As shown in the aggregate list in the previous section, it is possible to specify versioning for aggregates. This means that when creating an aggregate, a version number is stored along with it. When updating an aggregate, it will result in an new entry with increased version number. When reading an aggregate, a specific version can be specified. This means that it is possible to load an older version of an aggregate into the profile. One can also decide to just alter the latest version without creating a new version. The same goes for deleting an aggregate, you can choose to delete an aggregate with all its versions, or only a specific version. It is advised to use a control entity to store the aggregate Ids as well as the version Ids.

There are three versioning strategies when designing aggregates, which can all be modeled in Blueriq:

  • No versioning
    Updating an aggregate instance means that the original aggregate instance is overwritten. There is always one single version of the aggregate in the database present. Reading a non-versioned aggregate instance is trivial: it will read "the" aggregate instance, since there is only one. You should use this strategy if the past state of the aggregate is not important.
  • Versioning all
    Updating an aggregate instance means that a new version of the instance is stored alongside all previous versions.
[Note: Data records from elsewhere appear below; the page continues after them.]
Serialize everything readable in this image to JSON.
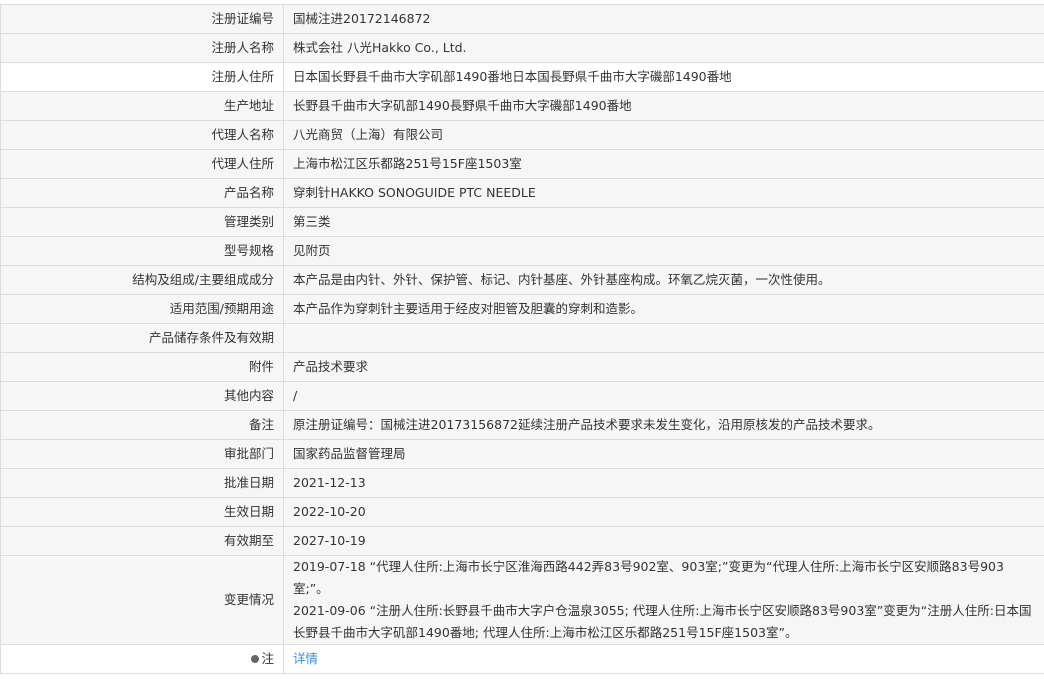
{
  "rows": [
    {
      "label": "注册证编号",
      "value": "国械注进20172146872"
    },
    {
      "label": "注册人名称",
      "value": "株式会社 八光Hakko Co., Ltd."
    },
    {
      "label": "注册人住所",
      "value": "日本国长野县千曲市大字矶部1490番地日本国長野県千曲市大字磯部1490番地"
    },
    {
      "label": "生产地址",
      "value": "长野县千曲市大字矶部1490長野県千曲市大字磯部1490番地"
    },
    {
      "label": "代理人名称",
      "value": "八光商贸（上海）有限公司"
    },
    {
      "label": "代理人住所",
      "value": "上海市松江区乐都路251号15F座1503室"
    },
    {
      "label": "产品名称",
      "value": "穿刺针HAKKO SONOGUIDE PTC NEEDLE"
    },
    {
      "label": "管理类别",
      "value": "第三类"
    },
    {
      "label": "型号规格",
      "value": "见附页"
    },
    {
      "label": "结构及组成/主要组成成分",
      "value": "本产品是由内针、外针、保护管、标记、内针基座、外针基座构成。环氧乙烷灭菌，一次性使用。"
    },
    {
      "label": "适用范围/预期用途",
      "value": "本产品作为穿刺针主要适用于经皮对胆管及胆囊的穿刺和造影。"
    },
    {
      "label": "产品储存条件及有效期",
      "value": ""
    },
    {
      "label": "附件",
      "value": "产品技术要求"
    },
    {
      "label": "其他内容",
      "value": "/"
    },
    {
      "label": "备注",
      "value": "原注册证编号：国械注进20173156872延续注册产品技术要求未发生变化，沿用原核发的产品技术要求。"
    },
    {
      "label": "审批部门",
      "value": "国家药品监督管理局"
    },
    {
      "label": "批准日期",
      "value": "2021-12-13"
    },
    {
      "label": "生效日期",
      "value": "2022-10-20"
    },
    {
      "label": "有效期至",
      "value": "2027-10-19"
    }
  ],
  "changes": {
    "label": "变更情况",
    "entries": [
      "2019-07-18 “代理人住所:上海市长宁区淮海西路442弄83号902室、903室;”变更为“代理人住所:上海市长宁区安顺路83号903室;”。",
      "2021-09-06 “注册人住所:长野县千曲市大字户仓温泉3055; 代理人住所:上海市长宁区安顺路83号903室”变更为“注册人住所:日本国长野县千曲市大字矶部1490番地; 代理人住所:上海市松江区乐都路251号15F座1503室”。"
    ]
  },
  "note": {
    "label": "注",
    "link": "详情"
  }
}
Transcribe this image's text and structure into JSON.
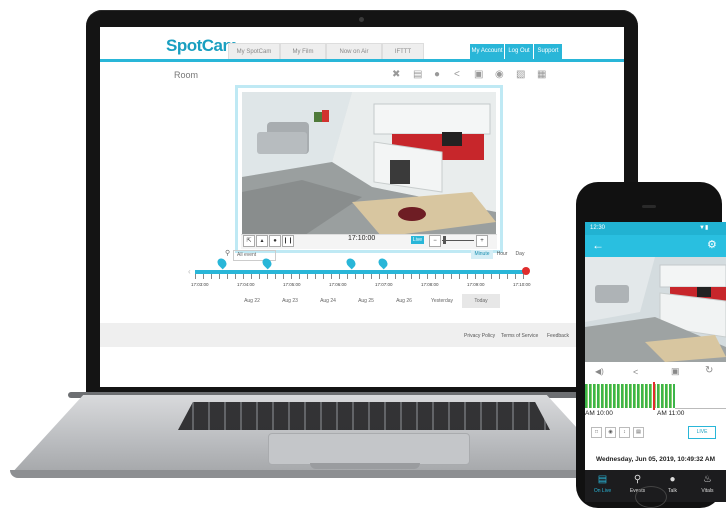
{
  "app": {
    "logo": "SpotCam",
    "brand_color": "#29b6d8",
    "nav_tabs": [
      "My SpotCam",
      "My Film",
      "Now on Air",
      "IFTTT"
    ],
    "account_links": [
      "My Account",
      "Log Out",
      "Support"
    ]
  },
  "camera": {
    "name": "Room",
    "toolbar_icons": [
      "crop-icon",
      "film-icon",
      "microphone-icon",
      "share-icon",
      "snapshot-icon",
      "eye-icon",
      "trash-icon",
      "grid-icon"
    ]
  },
  "player": {
    "time": "17:10:00",
    "live_label": "Live",
    "controls": [
      "fullscreen-icon",
      "volume-icon",
      "talk-icon",
      "pause-icon"
    ]
  },
  "timeline": {
    "event_filter": "All event",
    "zoom_options": [
      "Minute",
      "Hour",
      "Day"
    ],
    "selected_zoom": "Minute",
    "ticks": [
      "17:03:00",
      "17:04:00",
      "17:05:00",
      "17:06:00",
      "17:07:00",
      "17:08:00",
      "17:09:00",
      "17:10:00"
    ],
    "days": [
      "Aug 22",
      "Aug 23",
      "Aug 24",
      "Aug 25",
      "Aug 26",
      "Yesterday",
      "Today"
    ],
    "selected_day": "Today"
  },
  "footer": {
    "links": [
      "Privacy Policy",
      "Terms of Service",
      "Feedback"
    ]
  },
  "phone": {
    "status_time": "12:30",
    "timeline_start": "AM 10:00",
    "timeline_end": "AM 11:00",
    "live_button": "LIVE",
    "datetime": "Wednesday, Jun 05, 2019, 10:49:32 AM",
    "nav": [
      "On Live",
      "Events",
      "Talk",
      "Vitals"
    ]
  }
}
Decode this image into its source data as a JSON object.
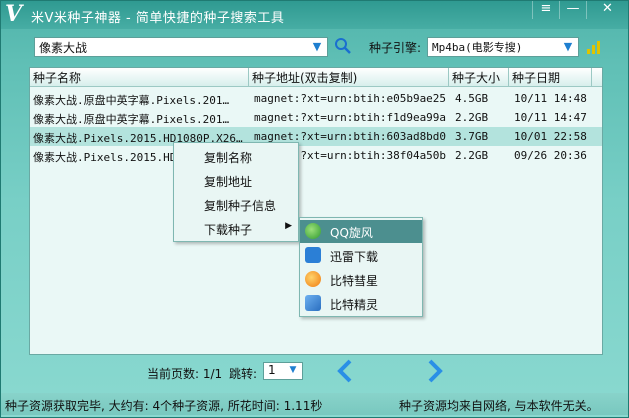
{
  "window": {
    "title": "米V米种子神器 - 简单快捷的种子搜索工具",
    "logo": "V",
    "controls": [
      "≡",
      "—",
      "✕"
    ]
  },
  "search": {
    "query": "像素大战",
    "engine_label": "种子引擎:",
    "engine_value": "Mp4ba(电影专搜)"
  },
  "table": {
    "columns": [
      "种子名称",
      "种子地址(双击复制)",
      "种子大小",
      "种子日期"
    ],
    "rows": [
      {
        "name": "像素大战.原盘中英字幕.Pixels.201…",
        "address": "magnet:?xt=urn:btih:e05b9ae25…",
        "size": "4.5GB",
        "date": "10/11 14:48"
      },
      {
        "name": "像素大战.原盘中英字幕.Pixels.201…",
        "address": "magnet:?xt=urn:btih:f1d9ea99a…",
        "size": "2.2GB",
        "date": "10/11 14:47"
      },
      {
        "name": "像素大战.Pixels.2015.HD1080P.X26…",
        "address": "magnet:?xt=urn:btih:603ad8bd0…",
        "size": "3.7GB",
        "date": "10/01 22:58"
      },
      {
        "name": "像素大战.Pixels.2015.HD",
        "address": "magnet:?xt=urn:btih:38f04a50b…",
        "size": "2.2GB",
        "date": "09/26 20:36"
      }
    ]
  },
  "context_menu": {
    "items": [
      "复制名称",
      "复制地址",
      "复制种子信息",
      "下载种子"
    ]
  },
  "download_submenu": {
    "items": [
      "QQ旋风",
      "迅雷下载",
      "比特彗星",
      "比特精灵"
    ]
  },
  "pager": {
    "current_label": "当前页数: 1/1",
    "jump_label": "跳转:",
    "jump_value": "1"
  },
  "status": {
    "left": "种子资源获取完毕, 大约有: 4个种子资源, 所花时间: 1.11秒",
    "right": "种子资源均来自网络, 与本软件无关。"
  },
  "colors": {
    "accent": "#1f8fe0",
    "titlebar": "#2f9a91",
    "selection": "#b3e3dd"
  }
}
When deleting such a versioned aggregate instance, it is necessary to specify which specific version(s) to delete. Reading an aggregate instance also means that it has to be specified which specific version(s) to read.
    Beware that the number of versions for an aggregate instance can grow out of control with this strategy. Also, think about the design of your aggregate list when using full versioning. You should use this strategy if it is important what the state of the aggregate in the past was. For example the employment status of a customer at the moment of the start of the application. Any changes during the processing of the application should not be considered.
  • Versioning latest 
    This strategy is based on the previous strategy, but with some limitations for the end user. Versioning is still in place, so updating an aggregate instance will create a new version of the instance, but in this strategy reading will always return the latest aggregate instance version. Deleting an aggregate instance with this strategy means deleting all versions. Also be aware of the fact that the number of versions for an aggregate instance can grow out of control. You should use this strategy if you always want to work with the latest version, but you still want to keep a history of the aggregate. A good example is the address of a customer. You always want to use the newest address for correspondence, but keeping the old addresses may be useful.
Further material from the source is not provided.